Energisa cobra R$ 3 milhões para trocar duas torres em obra de R$ 27 milhões em Vilhena, no acesso a Colorado do Oeste (vídeo)

Até que uma decisão saia e a obra orçada em R$ 27 milhões prossiga, motoristas que precisam sair da BR 364 (federal) para entrar na BR 435 (federalizada), continuam correndo riscos durante a manobra

VILHENA – Um impasse envolvendo o Dnit, a comercializadora e distribuidora de energia em Rondônia (Energisa) e a construtora que faz o trevo e viaduto de acesso à cidade de Colorado do Oeste está impedindo o avanço da obra e aumentando os riscos de acidente no local. A obra fica a cerca de 10 quilômetros da área urbana de Vilhena e, a mudança de local de duas torres de transmissão de energia seria o nó da questão. O novo complexo viário está orçado em 27 milhões de reais.

Para concluir os acessos ao viaduto, duas torres de transmissão precisam ser removidos de lugar e a Energia cobrou a bagatela de 3 milhões de reais para executar o serviço. O custo total da obra para construir as pistas de acesso e o viaduto foi orçado em 27 milhões de reais.

Muito provavelmente, tanto a construtora quanto o Dnit devem ter achado o valor muito alto, fazendo um comparativo com o valor total da obra.

O caso agora está na Justiça e aguarda-se um desfecho, enquanto os usuários da rodovia continuam submetidos ao risco de acidentes que podem lhes custar a vida..

Enquanto isso, a obra está paralisada e o risco de acidentes fatais é iminente.

Após um taxista enviar o vídeo de um usuário da rodovia reclamando da demora para concluir o “anel viário” que liga a BR 364 à 435, que dá acesso a Colorado do Oeste e outras cidades da região, o Folha do sul on line buscou mais informações sobre a paralisação da obra.

O site conversou com o deputado federal Lúcio Mosquini (MDB), que garantiu junto ao Departamento Nacional de Infraestrutura de Transportes (DNIT), a maior parte dos recursos federais para bancar o viaduto, cujas obras começaram no final de 2023, na saída de Vilhena para Porto Velho.

No final da manhã desta terça-feira, a reportagem deste www.expressaorondonia.com.br tentou contato com a assessoria da Energisa e perguntou se empresa gostaria de se manifestar, mas não obteve resposta até o fechamento desta matéria, às 14h.

Assista em vídeo a reclamação de um usuário da rodovia:

Mosquini esclareceu que, como o acesso à parte superior do viaduto não pode ser acessada pelos veículos por causa da rede de alta tensão, foi solicitado pelo DNIT (que toca o empreendimento através de empresa contratada) à Energisa que fosse feita a remoção de duas torres de transmissão para liberar o tráfego.

Após a concessionária da distribuição elétrica em Rondônia avisar que o serviço custaria R$ 3 milhões, o DNIT, aparentemente achando o preço “salgado”, levou o caso à justiça, o que resultou na paralisação dos trabalhos.

Obras do viaduto e trevo de acesso as cidades de Colorado do Oeste, Cabixi, Cerejeiras, Pimenteiras, e Corumbiara - Foto: Folha do Sul

Agora, há quatro desfechos possíveis: o órgão federal paga o valor exigido, o preço baixa por ordem judicial ou a Energisa será obrigada a executar a mudança das torres.
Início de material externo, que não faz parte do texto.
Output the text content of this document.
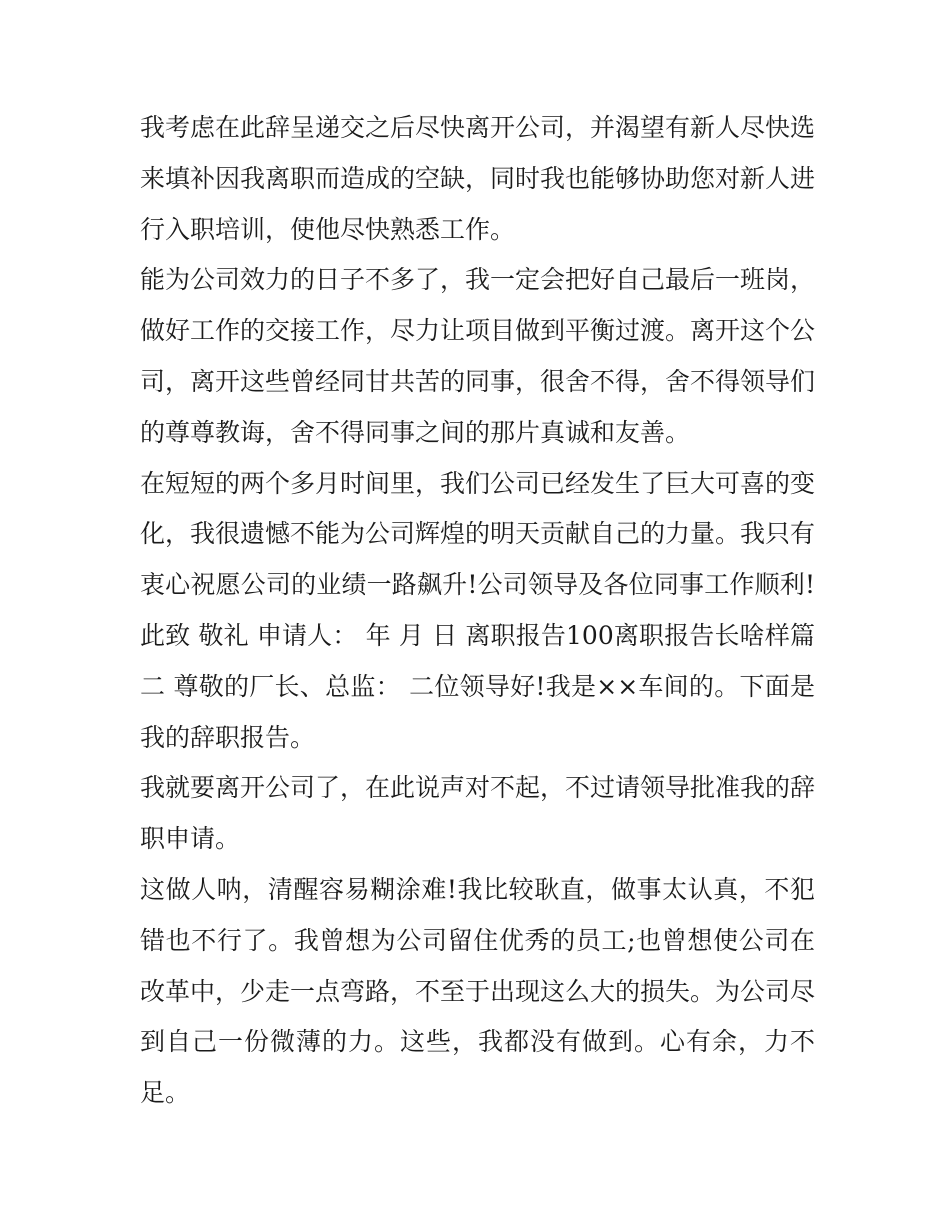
我考虑在此辞呈递交之后尽快离开公司，并渴望有新人尽快选来填补因我离职而造成的空缺，同时我也能够协助您对新人进行入职培训，使他尽快熟悉工作。

能为公司效力的日子不多了，我一定会把好自己最后一班岗，做好工作的交接工作，尽力让项目做到平衡过渡。离开这个公司，离开这些曾经同甘共苦的同事，很舍不得，舍不得领导们的尊尊教诲，舍不得同事之间的那片真诚和友善。

在短短的两个多月时间里，我们公司已经发生了巨大可喜的变化，我很遗憾不能为公司辉煌的明天贡献自己的力量。我只有衷心祝愿公司的业绩一路飙升!公司领导及各位同事工作顺利! 此致 敬礼 申请人： 年 月 日 离职报告100离职报告长啥样篇二 尊敬的厂长、总监： 二位领导好!我是××车间的。下面是我的辞职报告。

我就要离开公司了，在此说声对不起，不过请领导批准我的辞职申请。

这做人呐，清醒容易糊涂难!我比较耿直，做事太认真，不犯错也不行了。我曾想为公司留住优秀的员工;也曾想使公司在改革中，少走一点弯路，不至于出现这么大的损失。为公司尽到自己一份微薄的力。这些，我都没有做到。心有余，力不足。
A quarta opção, que seria um acordo entre as partes, também pode acontecer.

Até que uma decisão saia e a obra orçada em R$ 27 milhões prossiga, motoristas que precisam sair da BR 364 (federal) para entrar na BR 435 (federalizada), continuam correndo riscos durante a manobra. Era justamente esse perigo que a estrutura paralisada (e sem prazo para recomeçar) buscava amenizar.